Tristan

Tristan pre-haircut on brick wall dressed up 1

The boy sits in the front seat of the bus as she hollars 35 miles per hour down these two lane roads we dwell on. His hands are stuffed full of beeswax, fingers needing and knotting through the stuff some kitten sculpture. He finishes it, showing it to me proudly. I smile, I love it, it’s beautiful and looks amazingly cartoonish. He’s got a real knack for sculpture. I tell him how grand I think it is and he immediately smashes it, in pursuit of his next accomplishment with the little waxy pile.

His hair, pouring down over his forehead, over his eyes, sometimes as far down as his chin depending on how long it’s been since the scissors had their way with him, is dirty from 8 year old hands and the muck, mire and mischief they get up to. His lips are mustached and encircled with chocolate, dark chocolate that he’d savored for nearly twenty minutes though it was barely half of what most convenience stores would convince you was an appropriate size for a single serving candy bar.

He looks out the window now and then, just to see where we’re at, but staring at endless climbing mountains, the ocean, vast flowing fields of wheat, he’s not that concerned. He doesn’t need more than a moment to take it all in and then he’s back into a book or working with the beeswax again or playing with some other toy that can keep a young man occupied for hours. He battles two GI Joes and the conversations they exchange while in the heat of war are so funny I can’t help but laughing. He looks at me and asks, drawn out and long, “Whaaaaat?” I can tell he’s slightly embarrassed but I reassure him of how excellent it is that he has such a big imagination and he goes back on with his pursuits. We’ve spent nearly every day of his life together and neither one of us is much embarrassed about anything the other might do. Flatulence, singing out loud, the occasional late night pants peeing accident. It’s all good. Share the same cups, hold snotty hands, these are the things of solid father/son combos and certainly of ours.

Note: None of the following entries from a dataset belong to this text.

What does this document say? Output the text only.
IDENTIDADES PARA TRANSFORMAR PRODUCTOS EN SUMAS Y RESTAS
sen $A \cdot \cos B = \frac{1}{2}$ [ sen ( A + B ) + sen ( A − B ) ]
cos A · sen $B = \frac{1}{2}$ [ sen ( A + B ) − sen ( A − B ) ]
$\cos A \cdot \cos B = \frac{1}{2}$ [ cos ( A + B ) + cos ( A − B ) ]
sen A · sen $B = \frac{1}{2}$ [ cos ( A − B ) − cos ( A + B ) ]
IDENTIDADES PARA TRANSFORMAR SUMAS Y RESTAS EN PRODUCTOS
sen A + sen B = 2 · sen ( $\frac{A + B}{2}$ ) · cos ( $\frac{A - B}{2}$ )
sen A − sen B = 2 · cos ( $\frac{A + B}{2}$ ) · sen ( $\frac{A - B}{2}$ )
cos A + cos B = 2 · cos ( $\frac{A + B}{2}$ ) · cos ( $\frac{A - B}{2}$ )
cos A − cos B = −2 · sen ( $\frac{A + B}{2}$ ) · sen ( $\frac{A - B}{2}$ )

I think of when he was a baby, I could fit him in both of my hands. I imagine him as a teenager, us riding motorcycles across Europe and him eventually going on to live his own life. Will he decide to go off to college to pursue a degree and women and keg parties? Will he take his money instead and travel South America by bicycle? Whatever he becomes, pray not Republican or Christian of course, I’ll support him, even in those pursuits if he somehow is tricked into them. To watch a thing grow from a lump in a young woman’s belly to a crawling mass of bubbling spit to a young man is a powerful way to know of what humanity is so capable.